China has depended on rising real estate prices not only for local government funding but also for much of its growth in recent years. As Tsinghua University business professor Patrick Chovanec reports in Foreign Affairs, residential real estate construction now accounts for a tenth of China’s gross domestic product, compared with 6 percent of U.S. GDP at the peak of this country’s housing bubble in 2005. Prices have started to plummet in Shanghai and Beijing, leading to despair, and even small-scale violence, among those who invested life savings in costly but now unmarketable apartments. Indeed, the Communist officials in Wukan who managed to sell the pig farm were lucky: More than 100 local government land auctions failed in November, according to Chovanec.
The potential consequences of a Chinese bubble-burst are immense. They range from a huge and expensive bailout of local governments by China’s central authorities to a drop in global demand for iron, copper, lumber and heavy construction equipment.
At first, the run-up in Chinese real estate was warranted by the country’s rapid urbanization. But what has kept it going long past the point of sustainability is, ultimately, a lack of freedom: In this case, strict capital controls that prevent most Chinese citizens from investing their hard-earned money as they choose. With state-owned banks offering paltry interest, and China’s stock market still an underdeveloped casino, the only alternative was real estate.

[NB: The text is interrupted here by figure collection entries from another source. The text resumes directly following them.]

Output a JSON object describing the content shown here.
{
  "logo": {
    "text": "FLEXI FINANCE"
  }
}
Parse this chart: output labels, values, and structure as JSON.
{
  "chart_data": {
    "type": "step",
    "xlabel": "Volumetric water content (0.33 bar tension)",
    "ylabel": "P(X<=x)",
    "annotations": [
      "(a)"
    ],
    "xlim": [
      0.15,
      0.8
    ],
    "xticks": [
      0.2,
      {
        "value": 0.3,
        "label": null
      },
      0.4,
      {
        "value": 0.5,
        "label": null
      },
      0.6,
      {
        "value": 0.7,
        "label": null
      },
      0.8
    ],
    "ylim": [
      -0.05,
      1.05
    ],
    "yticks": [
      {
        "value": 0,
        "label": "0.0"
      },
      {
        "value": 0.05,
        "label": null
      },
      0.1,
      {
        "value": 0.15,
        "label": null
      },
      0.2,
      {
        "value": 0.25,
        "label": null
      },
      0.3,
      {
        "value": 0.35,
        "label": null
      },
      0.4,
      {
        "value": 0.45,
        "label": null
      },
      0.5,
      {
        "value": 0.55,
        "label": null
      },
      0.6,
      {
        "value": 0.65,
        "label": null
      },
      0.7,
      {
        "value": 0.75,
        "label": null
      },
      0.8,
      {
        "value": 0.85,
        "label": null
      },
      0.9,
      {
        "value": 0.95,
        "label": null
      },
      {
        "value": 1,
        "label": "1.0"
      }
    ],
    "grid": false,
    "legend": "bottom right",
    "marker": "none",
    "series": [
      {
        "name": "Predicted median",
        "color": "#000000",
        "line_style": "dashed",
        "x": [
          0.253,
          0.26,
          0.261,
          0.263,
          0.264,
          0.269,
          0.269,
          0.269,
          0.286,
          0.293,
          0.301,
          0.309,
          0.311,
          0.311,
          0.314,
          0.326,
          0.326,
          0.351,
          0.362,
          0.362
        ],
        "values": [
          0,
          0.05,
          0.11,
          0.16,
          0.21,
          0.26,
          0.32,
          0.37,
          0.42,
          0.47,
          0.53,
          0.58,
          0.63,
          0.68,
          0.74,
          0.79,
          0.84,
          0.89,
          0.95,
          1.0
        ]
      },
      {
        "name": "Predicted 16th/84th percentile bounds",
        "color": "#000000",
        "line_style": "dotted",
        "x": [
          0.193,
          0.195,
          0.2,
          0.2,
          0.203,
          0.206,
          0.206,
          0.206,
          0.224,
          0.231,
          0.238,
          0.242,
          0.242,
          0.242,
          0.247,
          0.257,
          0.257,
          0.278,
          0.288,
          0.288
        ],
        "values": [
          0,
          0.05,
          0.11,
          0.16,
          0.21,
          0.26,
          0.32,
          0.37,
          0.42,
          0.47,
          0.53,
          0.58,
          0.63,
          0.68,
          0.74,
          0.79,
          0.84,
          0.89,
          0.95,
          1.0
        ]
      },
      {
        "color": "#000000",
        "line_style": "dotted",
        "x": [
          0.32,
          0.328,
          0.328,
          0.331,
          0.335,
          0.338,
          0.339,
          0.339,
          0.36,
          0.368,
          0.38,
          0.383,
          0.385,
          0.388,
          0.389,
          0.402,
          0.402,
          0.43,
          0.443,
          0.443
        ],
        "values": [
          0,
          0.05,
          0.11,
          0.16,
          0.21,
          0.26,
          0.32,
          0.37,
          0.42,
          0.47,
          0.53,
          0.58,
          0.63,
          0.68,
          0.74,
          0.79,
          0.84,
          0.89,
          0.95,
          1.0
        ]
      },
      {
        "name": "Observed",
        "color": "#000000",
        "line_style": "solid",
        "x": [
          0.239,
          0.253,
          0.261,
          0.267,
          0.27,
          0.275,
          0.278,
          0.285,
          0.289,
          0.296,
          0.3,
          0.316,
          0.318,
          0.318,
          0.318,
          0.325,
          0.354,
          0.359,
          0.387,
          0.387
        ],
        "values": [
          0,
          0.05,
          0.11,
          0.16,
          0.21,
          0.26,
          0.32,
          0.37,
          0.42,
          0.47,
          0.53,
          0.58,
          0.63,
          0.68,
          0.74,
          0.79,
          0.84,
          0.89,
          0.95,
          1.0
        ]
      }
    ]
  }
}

The solution to China’s internal economic imbalances is to be found in the same direction as the solution to the protests bubbling up in Wukan and elsewhere. The society must be opened to a range of free choice, economic and political, commensurate with its level of economic advancement. On the willingness of Communist authorities to change rides the fate not only of China’s people but of many other nations whose economies and futures are intertwined with theirs.